Hi @gmdouglas and @Nicholas_Bokulich - The sequencing depth was not toooo far off among all runs (on average 70-75k before denoising, with one run that is of not the best quality - it has 55k). Just to make sure I am doing everything roughly correctly (in your minds) - mind if I run a few things by you, with a few more questions?
For the single-indexed reads, I receive the data in the "normal" EMP way of 3 files: forward.fastq.gz, reverse.fastq.gz, and barcodes.fastq.gz. I then use the following (for example) to demultiplex the reads.
qiime tools import \
--type EMPPairedEndSequences \
--input-path reads \
This brings me to (new) question 1:
If I am correct, in this process, all non-biological sequences are stripped from the data, correct? (running cutadapt with the primer sequences would suggest as much). However, this yields reads that are on average 297 bp long, which to me suggests that the primers still need to be trimmed (for a 2x300 run), but if I run cutadapt, most reads get thrown out because they don't have the primer.
Regardless, here is what the quality plots look like after importing. This run was a bit overclustered, so the turnaround is not great, as you can see.
visualization.qzv (301.8 KB)
With the dual-indexed runs, they were demultiplexed by IMR (saving me a step; yay!). As I mentioned above, I import them using the following:
qiime tools import \
--type SampleData[PairedEndSequencesWithQuality] \
--input-path demux/ \
--output-path reads_qza/hakai_16S_IMR4sequences.qza \
At this point the reads are on average 300 bp. I then use cutadapt to trim primers, which yields reads that are about ~281-282 bp, on average. Quality plot example here:
hakai_16S_IMR4reads_trimmed_summary.qzv (315.1 KB)
So, then, if I attempt to use the same settings in dada2 for each run, say:
--p-trim-left-f 30 \
--p-trunc-len-f 270 \
--p-trim-left-r 30 \
--p-trunc-len-r 210 \
--p-max-ee-f 3 \
--p-max-ee-r 8 \
I guess I would think that the merged reads will end up with different length reads because the starting reads were different lengths, but I guess this is not the case....thanks to truncating at the same basepair in each.
It does seem like the average lengths are roughly the same at ~312, but they are still shorter than i would expect (411 bp -60 bp from trimming should be 352....unless i am misunderstanding something, which is entirely possible). Are these shorter than they should be?
And, I guess the dual-indexed runs have longer max-lengths because the R2 read quality is generally better so then fewer reads get denoised away?
Anyway - moving on to feature frequencies.
You can see that the single-indexed run has fewer rare ASVs than the dual-indexed run, with a higher frequency for the median.
For the dual-index library example:
So, I suppose this could be the source of some of the discrepancies in ASV# between the two, as per your suggestion, @gmdouglas. Turns out, if I filter out more of the rare reads (say, --p-min-frequency 10 and
--p-min-samples 2), then the different types of libraries start to converge on each other when I do a quick PCoA. PHEW. I had only filtered --p-min-frequency 2 at the start prior to writing this post, which perhaps wasn't enough to get rid of the higher diversity of the rare ASVs in the dual-indexed runs.

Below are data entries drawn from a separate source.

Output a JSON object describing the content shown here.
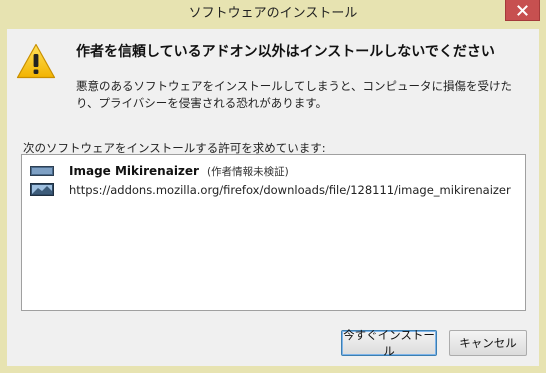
{
  "window": {
    "title": "ソフトウェアのインストール"
  },
  "dialog": {
    "headline": "作者を信頼しているアドオン以外はインストールしないでください",
    "description": "悪意のあるソフトウェアをインストールしてしまうと、コンピュータに損傷を受けたり、プライバシーを侵害される恐れがあります。",
    "list_label": "次のソフトウェアをインストールする許可を求めています:"
  },
  "addons": [
    {
      "name": "Image Mikirenaizer",
      "status": "(作者情報未検証)",
      "url": "https://addons.mozilla.org/firefox/downloads/file/128111/image_mikirenaizer",
      "icon": "image-icon"
    }
  ],
  "buttons": {
    "install_label": "今すぐインストール",
    "cancel_label": "キャンセル"
  },
  "colors": {
    "frame": "#e7e3b1",
    "close": "#c75050",
    "client": "#f0f0f0",
    "warning": "#f5c400"
  }
}
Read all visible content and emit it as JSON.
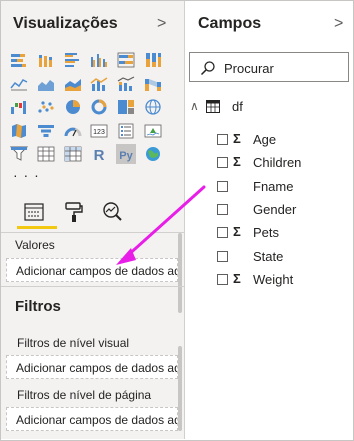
{
  "visualizations": {
    "title": "Visualizações",
    "expand_icon": "chevron-right-icon",
    "gallery": [
      [
        "stacked-bar-chart-icon",
        "stacked-column-chart-icon",
        "clustered-bar-chart-icon",
        "clustered-column-chart-icon",
        "100-stacked-bar-chart-icon",
        "100-stacked-column-chart-icon"
      ],
      [
        "line-chart-icon",
        "area-chart-icon",
        "stacked-area-chart-icon",
        "line-and-column-chart-icon",
        "line-and-stacked-column-chart-icon",
        "ribbon-chart-icon"
      ],
      [
        "waterfall-chart-icon",
        "scatter-chart-icon",
        "pie-chart-icon",
        "donut-chart-icon",
        "treemap-icon",
        "map-icon"
      ],
      [
        "filled-map-icon",
        "funnel-icon",
        "gauge-icon",
        "card-icon",
        "multi-row-card-icon",
        "kpi-icon"
      ],
      [
        "slicer-icon",
        "table-visual-icon",
        "matrix-icon",
        "r-visual-icon",
        "python-visual-icon",
        "arcgis-map-icon"
      ]
    ],
    "more": "· · ·",
    "tabs": [
      {
        "name": "fields-tab",
        "icon": "fields-well-icon",
        "selected": true
      },
      {
        "name": "format-tab",
        "icon": "paint-roller-icon",
        "selected": false
      },
      {
        "name": "analytics-tab",
        "icon": "analytics-magnifier-icon",
        "selected": false
      }
    ],
    "accent": "#f2c811",
    "values_label": "Valores",
    "values_drop": "Adicionar campos de dados aqui",
    "filters_title": "Filtros",
    "visual_filters_label": "Filtros de nível visual",
    "visual_filters_drop": "Adicionar campos de dados aqui",
    "page_filters_label": "Filtros de nível de página",
    "page_filters_drop": "Adicionar campos de dados aqui"
  },
  "fields": {
    "title": "Campos",
    "expand_icon": "chevron-right-icon",
    "search_placeholder": "Procurar",
    "table": {
      "expanded_icon": "chevron-up-icon",
      "name": "df",
      "columns": [
        {
          "name": "Age",
          "numeric": true
        },
        {
          "name": "Children",
          "numeric": true
        },
        {
          "name": "Fname",
          "numeric": false
        },
        {
          "name": "Gender",
          "numeric": false
        },
        {
          "name": "Pets",
          "numeric": true
        },
        {
          "name": "State",
          "numeric": false
        },
        {
          "name": "Weight",
          "numeric": true
        }
      ]
    },
    "sigma_symbol": "Σ"
  },
  "annotation": {
    "arrow_color": "#e81ee8"
  }
}
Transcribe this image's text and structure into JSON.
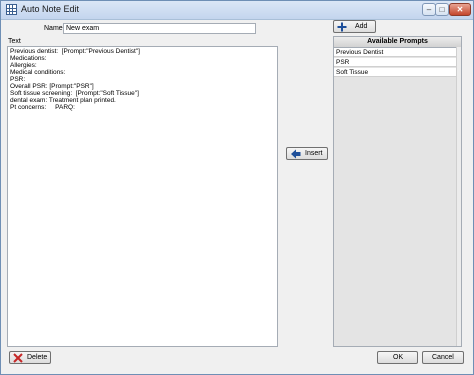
{
  "window": {
    "title": "Auto Note Edit",
    "minimize_glyph": "–",
    "maximize_glyph": "□",
    "close_glyph": "✕"
  },
  "form": {
    "name_label": "Name",
    "name_value": "New exam",
    "text_label": "Text",
    "text_lines": [
      "Previous dentist:  [Prompt:\"Previous Dentist\"]",
      "Medications:",
      "Allergies:",
      "Medical conditions:",
      "PSR:",
      "Overall PSR: [Prompt:\"PSR\"]",
      "Soft tissue screening:  [Prompt:\"Soft Tissue\"]",
      "dental exam: Treatment plan printed.",
      "Pt concerns:     PARQ:"
    ]
  },
  "buttons": {
    "add": "Add",
    "insert": "Insert",
    "delete": "Delete",
    "ok": "OK",
    "cancel": "Cancel"
  },
  "prompts": {
    "header": "Available Prompts",
    "items": [
      "Previous Dentist",
      "PSR",
      "Soft Tissue"
    ]
  },
  "colors": {
    "titlebar": "#c3d5ee",
    "add_icon": "#1e4f9a",
    "insert_icon": "#1e4f9a",
    "delete_icon": "#c62828"
  }
}
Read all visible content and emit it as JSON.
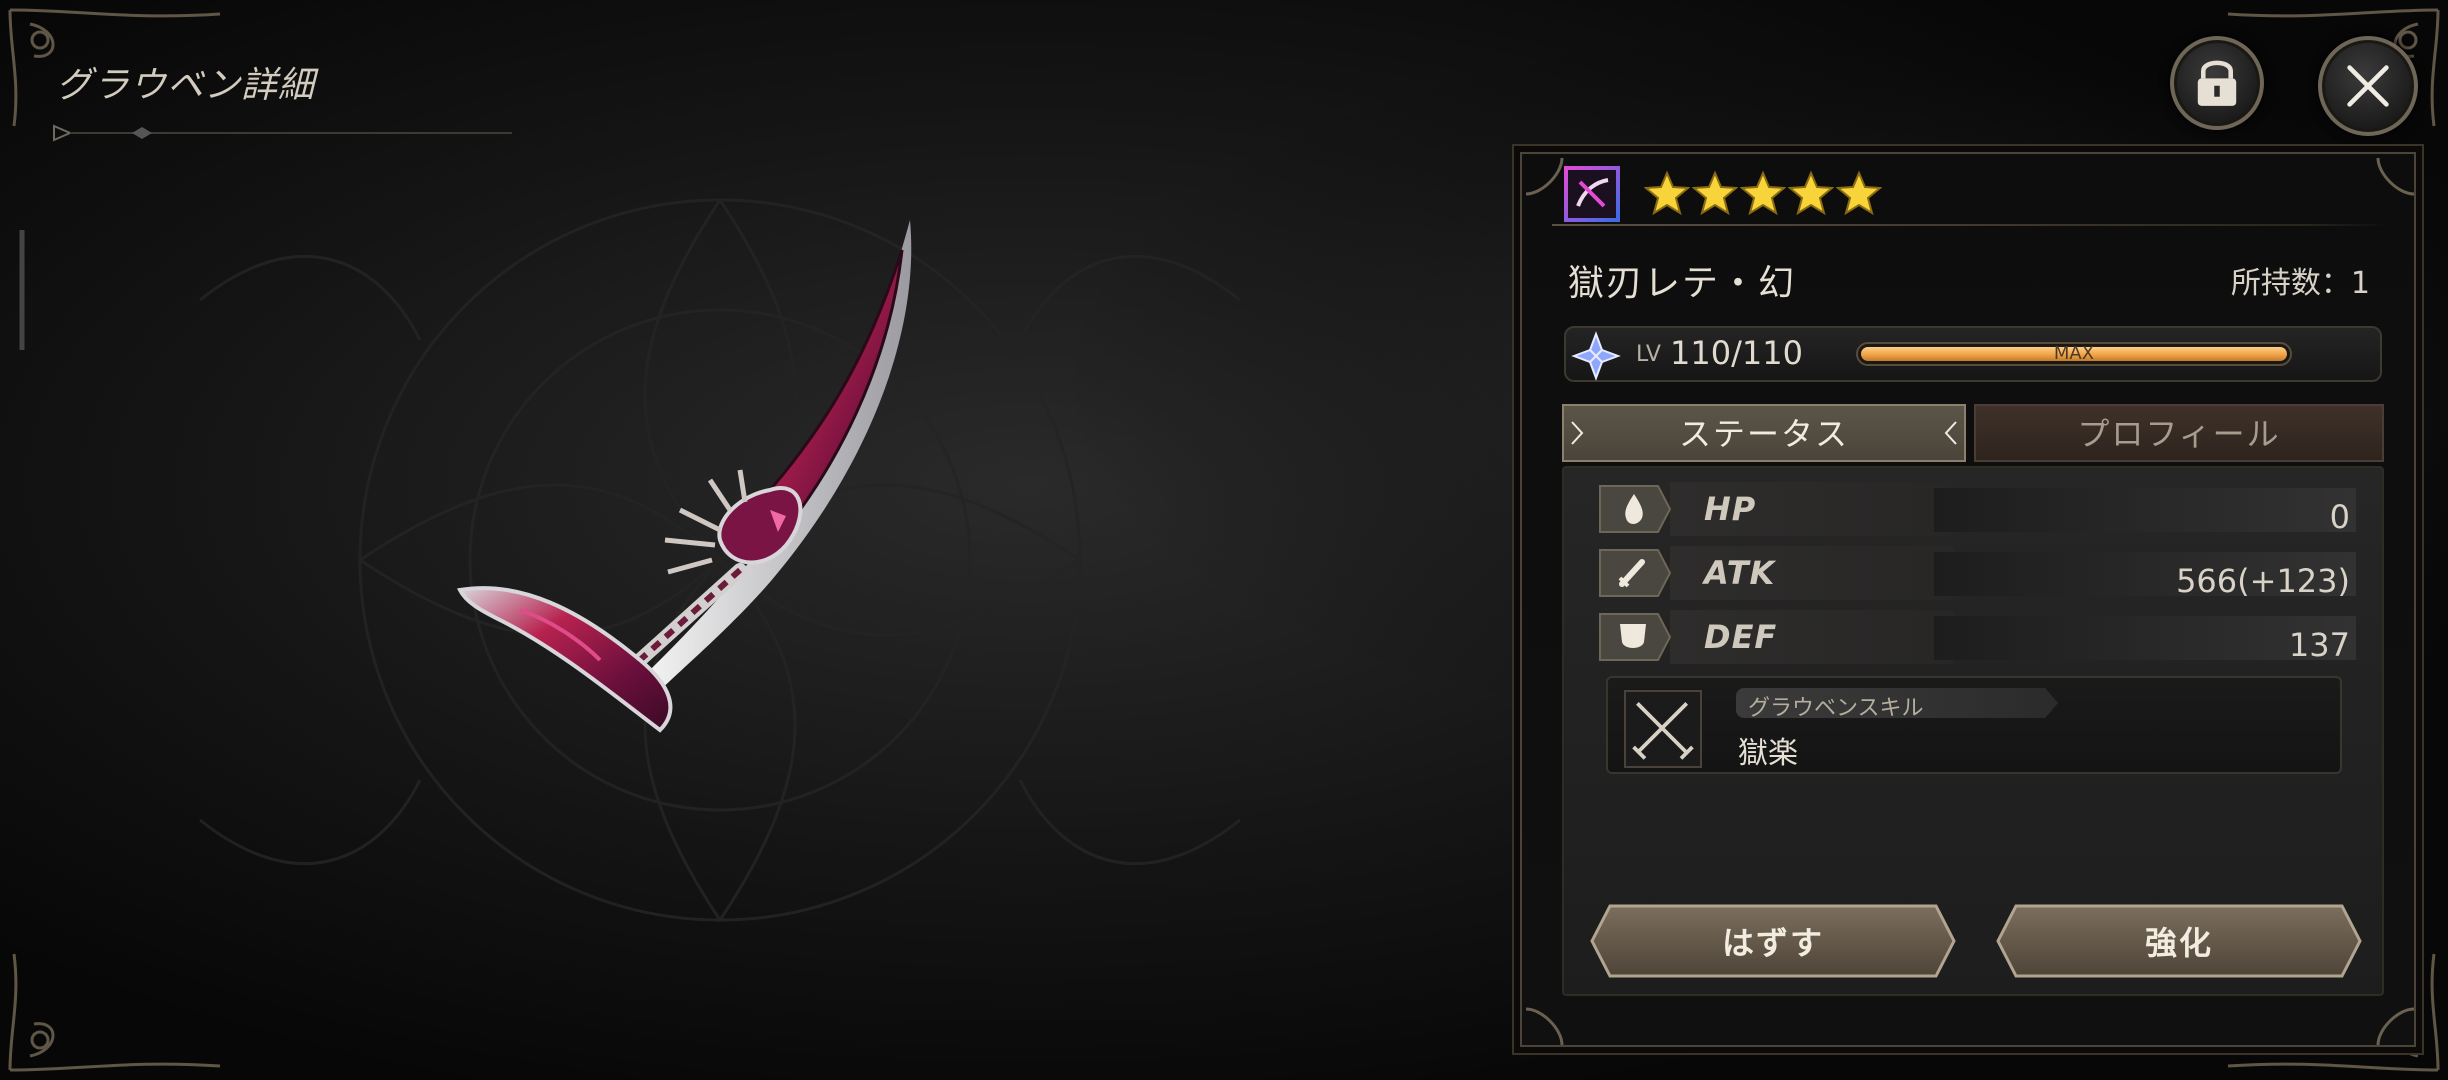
{
  "header": {
    "title": "グラウベン詳細"
  },
  "top_controls": {
    "lock_icon": "lock-icon",
    "close_icon": "close-icon"
  },
  "weapon": {
    "element_icon": "crossed-blade-element-icon",
    "rarity_stars": 5,
    "name": "獄刃レテ・幻",
    "owned_label": "所持数：1",
    "level": {
      "prefix": "LV",
      "value": "110/110",
      "bar_label": "MAX",
      "progress": 1.0
    }
  },
  "tabs": [
    {
      "label": "ステータス",
      "active": true
    },
    {
      "label": "プロフィール",
      "active": false
    }
  ],
  "stats": [
    {
      "label": "HP",
      "value": "0",
      "icon": "drop-icon"
    },
    {
      "label": "ATK",
      "value": "566(+123)",
      "icon": "sword-icon"
    },
    {
      "label": "DEF",
      "value": "137",
      "icon": "shield-icon"
    }
  ],
  "skill": {
    "tag": "グラウベンスキル",
    "name": "獄楽",
    "icon": "crossed-swords-icon"
  },
  "actions": {
    "unequip_label": "はずす",
    "enhance_label": "強化"
  },
  "colors": {
    "star": "#f6d43a",
    "exp_fill": "#f0a347",
    "blade_accent": "#8a1e5a",
    "frame_gold": "#8a806c"
  }
}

This brings me my final question: It is my understanding that with dada2, one should denoise each run separately but using the same settings, and then merge. Or, is it okay to use different settings for different runs, so long as they yield the same length merged reads? I ask because one of my runs was not so great, and in order to merge the reads, i need to do a bit more trimming and truncating than the other 4 runs. Is this okay? Or do I need to resequence this amplicon pool (with the hopes of a more successful run?)?